Bilmem Yanılıyor Muyum?


Bu soruyu, şunun için yazımıza başlık olarak seçtik. Yine ve diğer yazılarımızda olduğu gibi bu gün de Kur’an üzerindeki yanlış uygulamalara dair bazı tespitler yapmaya çalışacağız.
    Şöyle ki: Cami müdavimi olan her bir vatandaşın bildiği ve dolayısıyla tanık olduğu üzere hemen her vaaz kürsüsünde vaaz eden vaizlerimiz genelde kişi ile Allah arasındaki konuları ağırlıklı olarak işlerler ve her halükarda da cennet ve cehennemden bahsederler.

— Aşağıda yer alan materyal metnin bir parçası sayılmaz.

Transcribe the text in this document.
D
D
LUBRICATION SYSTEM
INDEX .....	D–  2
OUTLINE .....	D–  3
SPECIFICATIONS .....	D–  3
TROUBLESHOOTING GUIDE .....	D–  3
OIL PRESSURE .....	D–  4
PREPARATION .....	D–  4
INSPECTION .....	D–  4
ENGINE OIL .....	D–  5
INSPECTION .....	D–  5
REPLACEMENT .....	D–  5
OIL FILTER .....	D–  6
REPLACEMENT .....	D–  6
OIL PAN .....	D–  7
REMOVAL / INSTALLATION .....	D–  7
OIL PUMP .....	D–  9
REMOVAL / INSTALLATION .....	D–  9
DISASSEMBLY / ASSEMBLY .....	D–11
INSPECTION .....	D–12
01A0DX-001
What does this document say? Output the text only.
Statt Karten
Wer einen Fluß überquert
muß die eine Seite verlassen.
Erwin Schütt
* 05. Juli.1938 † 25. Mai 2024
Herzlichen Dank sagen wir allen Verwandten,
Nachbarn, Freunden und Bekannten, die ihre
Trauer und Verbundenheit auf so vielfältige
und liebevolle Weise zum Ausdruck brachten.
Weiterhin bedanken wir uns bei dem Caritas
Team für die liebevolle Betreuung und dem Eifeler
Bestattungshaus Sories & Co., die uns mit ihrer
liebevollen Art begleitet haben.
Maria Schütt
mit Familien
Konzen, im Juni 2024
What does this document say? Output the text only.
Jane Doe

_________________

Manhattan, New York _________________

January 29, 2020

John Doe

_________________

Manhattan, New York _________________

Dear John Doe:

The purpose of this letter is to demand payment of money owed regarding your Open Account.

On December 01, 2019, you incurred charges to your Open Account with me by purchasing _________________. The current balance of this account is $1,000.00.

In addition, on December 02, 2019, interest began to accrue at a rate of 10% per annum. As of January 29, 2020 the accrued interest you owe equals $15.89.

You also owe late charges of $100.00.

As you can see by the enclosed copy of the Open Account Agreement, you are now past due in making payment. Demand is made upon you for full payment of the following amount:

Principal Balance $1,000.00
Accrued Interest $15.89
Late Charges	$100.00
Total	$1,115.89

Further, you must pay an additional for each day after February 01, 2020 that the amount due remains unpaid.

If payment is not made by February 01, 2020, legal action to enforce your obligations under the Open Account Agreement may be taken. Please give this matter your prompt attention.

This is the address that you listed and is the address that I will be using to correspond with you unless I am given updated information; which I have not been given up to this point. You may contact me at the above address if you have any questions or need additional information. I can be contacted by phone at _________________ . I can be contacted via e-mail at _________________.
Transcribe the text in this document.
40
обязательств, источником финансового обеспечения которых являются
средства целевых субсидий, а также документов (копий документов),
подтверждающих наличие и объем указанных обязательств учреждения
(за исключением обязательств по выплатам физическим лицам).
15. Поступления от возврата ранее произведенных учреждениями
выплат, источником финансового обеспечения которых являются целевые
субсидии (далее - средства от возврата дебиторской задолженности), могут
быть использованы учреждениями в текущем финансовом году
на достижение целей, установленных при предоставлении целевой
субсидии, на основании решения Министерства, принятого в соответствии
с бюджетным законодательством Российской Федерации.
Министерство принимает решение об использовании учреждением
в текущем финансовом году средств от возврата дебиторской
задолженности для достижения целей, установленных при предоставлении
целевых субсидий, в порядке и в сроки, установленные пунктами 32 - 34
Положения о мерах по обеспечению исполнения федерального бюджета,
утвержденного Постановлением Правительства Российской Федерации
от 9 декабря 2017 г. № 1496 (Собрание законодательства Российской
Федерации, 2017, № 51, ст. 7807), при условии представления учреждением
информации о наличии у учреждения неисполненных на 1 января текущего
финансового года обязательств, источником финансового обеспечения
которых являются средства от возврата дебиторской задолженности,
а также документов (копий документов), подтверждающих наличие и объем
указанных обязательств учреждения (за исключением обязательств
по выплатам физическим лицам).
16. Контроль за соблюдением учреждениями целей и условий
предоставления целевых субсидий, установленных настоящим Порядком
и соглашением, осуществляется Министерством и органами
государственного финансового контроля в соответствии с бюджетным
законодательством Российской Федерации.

Tabi ki bu olmalıdır. Ancak ve naçizane kanaatimize göre bu uygulama,  Kur’an’ın apaçık üzerinde durduğu dünyevi, yani sosyal konuların bir bakıma es geçildiğini düşündürmektedir. Zira bu uygulama bildiğim kadarıyla yani 1950’li yıllardan beri böyle devam edip geldiği halde maalesef toplum üzerinde zerre kadar değişiklik yaratmadı, yaratamıyor. Binaenaleyh Kur’an dünya hayatını düzenlemek ve dolayısıyla biz insanlara rahat ve esenlik dolu bir hayat yaşamamızı hedefler mahiyettedir. Tabii olarak bu arda uhrevi hayatı mutlu bir şekilde yaşamanın da formüllerini vermektedir. Ama bu husus ikinci planda hedefe konmuştur. Zira uhrevi hayat dediğimiz hayatın ilkeleri ve dahi nimetleri ancak ve sadece burada yani bu dünyada sağlanmak zorundadır. Bunun asla başka bir alternatifi bulunmamaktadır.
    İşte bu hususu Kur’an, kanaatimize göre iki şekilde ele almış gözükmektedir. Dünyayı yaşanmaz hale getirmesi söz konusu birçok eylemi dünyevi cezalarla gündeme getirmiştir. Mesela hırsızlık, zina, cana kıyma, iftira, özellikle iffetli kadına iftira, yalan şahitlik ve yeminine yani sözüne sadık kalmamaya belli cezalar getirmiştir. Burada bunların listelenmesinin gereksiz olduğunu düşünüyoruz. İsteyen her okuyucu bunları ve belki de buraya almayı unuttuğumuz daha başka cezaları rahatlıkla Kur’an ayetlerinde bulabileceklerdir. Burada yer verdiğimiz cezaların insan hayatını ne denli allak bullak ettiği izahtan vareste olsa gerek. Ama buna karşın Allah ile kulu arasında gündeme getirilmesi planlanan eylemlerin bu derece hayata müdahil olduğu asla söylenemez. Örneğin namaz kılmayan, oruç tutmayan ve dahi haccını ifa etmeyen insanların kötülüğü/sonucu bizatihi kendisini ilgilendirir. Bu ilgi ise o kulun uhrevi hayatı ile alakalıdır. Ve asla kimseye şu veya bu şekilde bir zarar getirmez. Ancak insanların bu ibadetlere yöneltilerek bu sayede dünyevi hayatın yaşanır hale getirilmesi hedeflenmiş gözükmektedir ki ilk günden bu güne kadar asla sadra şifa getirdiğine maalesef hiç kimse tanık olmamıştır, olunamamaktadır. Tabi ki bu üzücü bir şey. Keşke başarılı olunabilseydi. Demek oluyor ki bu işte bir sistem bir uygulama hatası var. Yoksa niye insanlar yekdiğerini boğazlasın ki! 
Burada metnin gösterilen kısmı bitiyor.